On, on, in the saddle, until the ancient city of the Steppe looms in the horizon, "the Mother of Cities." It is Kiev, the so often razed and rebuilt Jerusalem of the Scythians, with its catacombs and remains of Sarmatic saints. In the distance a deceptive Fata Morgana, looking with its gilded cupolas like a city of churches, from out which the mighty tower of Lavra rises like a giant.

The traveller avoids alike the Beresztovo, the most inhabited quarter, and the barracks; nor does he avail himself of the hospitable shelter of the Lavra monastery, but seeks the Jewish quarter, and there in a poor-looking Jewish hovel passes the night, taking counsel with soldiers who, as though informed beforehand of his coming, have entered one by one through the low entrance-door, to disappear in like manner by the opposite one.

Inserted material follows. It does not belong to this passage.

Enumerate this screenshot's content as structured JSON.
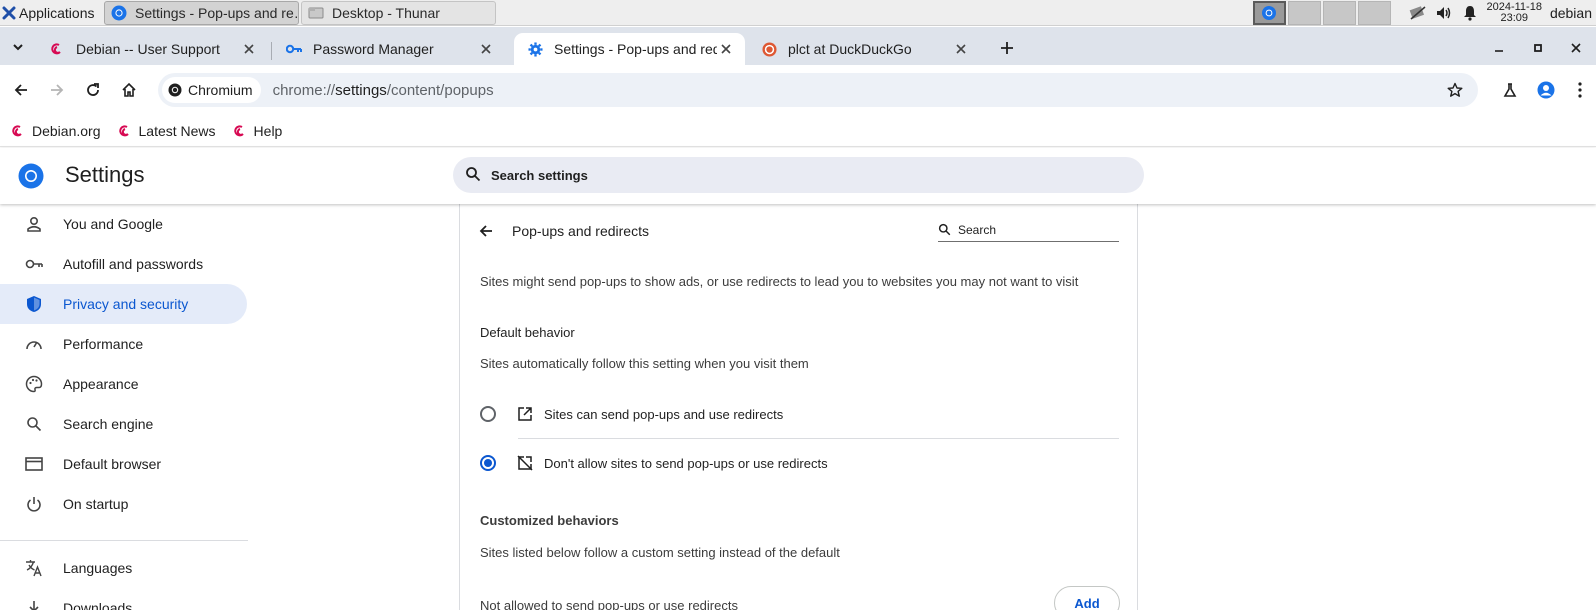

The traveller remarks in his note-book that the Jews are a stupid, squalid set, who smell of anise-seed.

The way lies ever northwards. Spring-time vanishes from the earth; the glow of evening from the sky; a canopy of gloomy gray mist overspreads the firmament: the pale disk of the sun is like a medal upon a ragged soldier's cloak. Even the waning moon only rises late of nights. The nights grow longer, and the flames of the rush-heaps burning in the fields impede the way. The traveller is often obliged to turn back to the houses which border the pine forests. They are well-ordered, pretty domiciles, inhabited by apostates who have taken refuge from their pursuers in the woods.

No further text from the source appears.